A proposta, embora audaciosa, está sustentada em evidências robustas coletadas pelo Predict – um projeto piloto, conduzido pela Agência dos Estados Unidos para Desenvolvimento Internacional (USAIDS) com foco no fortalecimento de competências e estruturas laboratoriais para detectar e prever pandemias a partir de vírus que são transmitidos da relação entre animais e humanos. Para alcançar seu objetivo, o PVG pretende ampliar e fortalecer laboratórios de virologia existentes e criar uma base de dados de larga escala em ecologia e genética de vírus de alto risco propondo transformar a ciência básica em virologia em uma área de conhecimento baseada em big data.

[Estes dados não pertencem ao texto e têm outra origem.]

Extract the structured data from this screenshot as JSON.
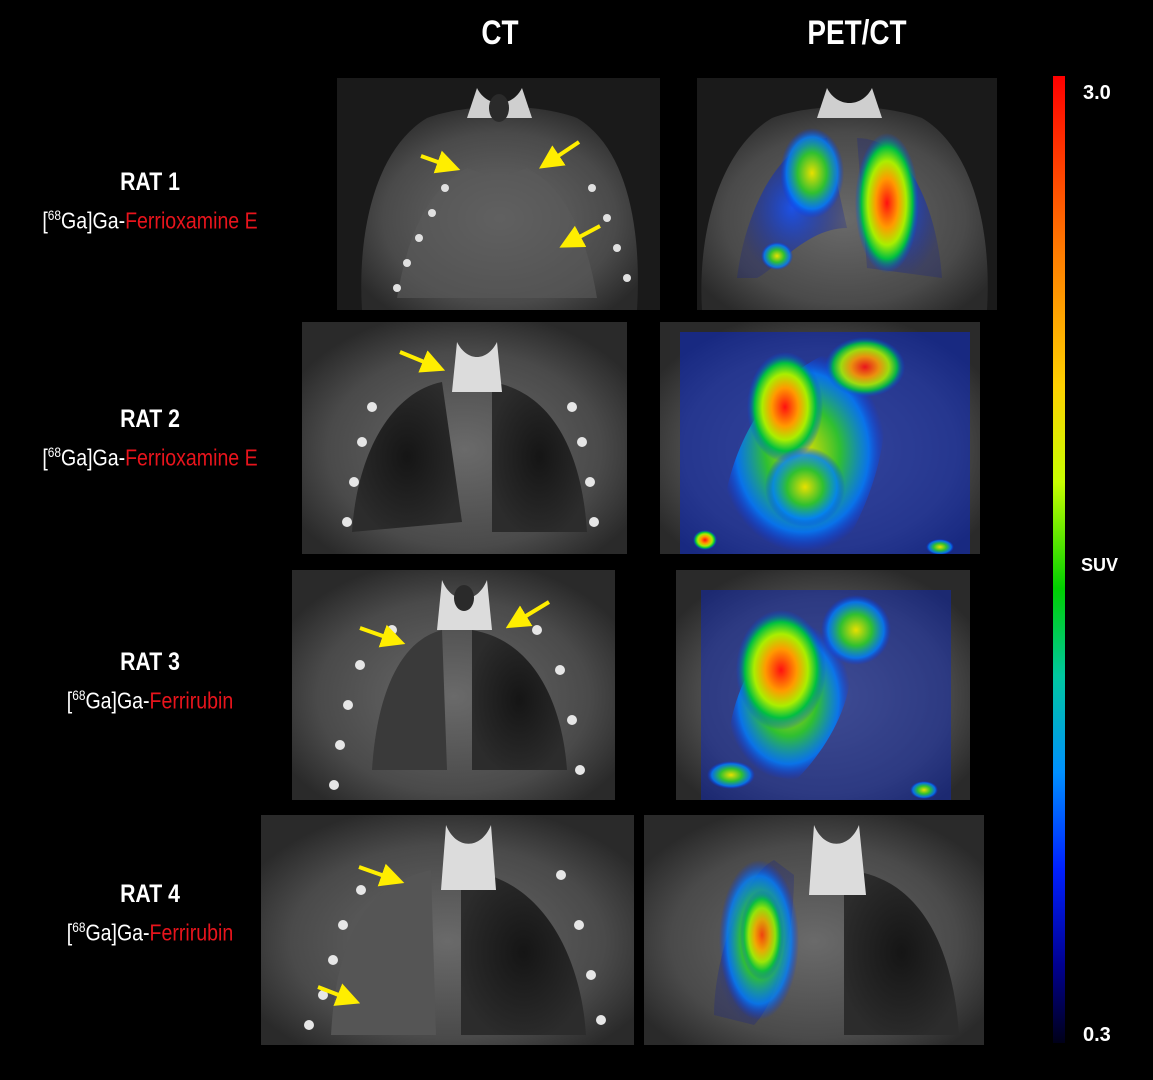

O Predict, em oito anos, com U$ 170 milhões e mais de 30 países parceiros, conseguiu coletar aproximadamente 250 mil amostras de mais de 90 mil origens e identificou aproximadamente mil novos vírus. Capacitou mais de 4 mil profissionais e tem 50 laboratórios em plena atividade. Os números demonstram o acerto na abordagem OneHealth, que considera a intrínseca relação entre a população, animais e o meio ambiente para o mapeamento de vírus que representam perigo para a saúde.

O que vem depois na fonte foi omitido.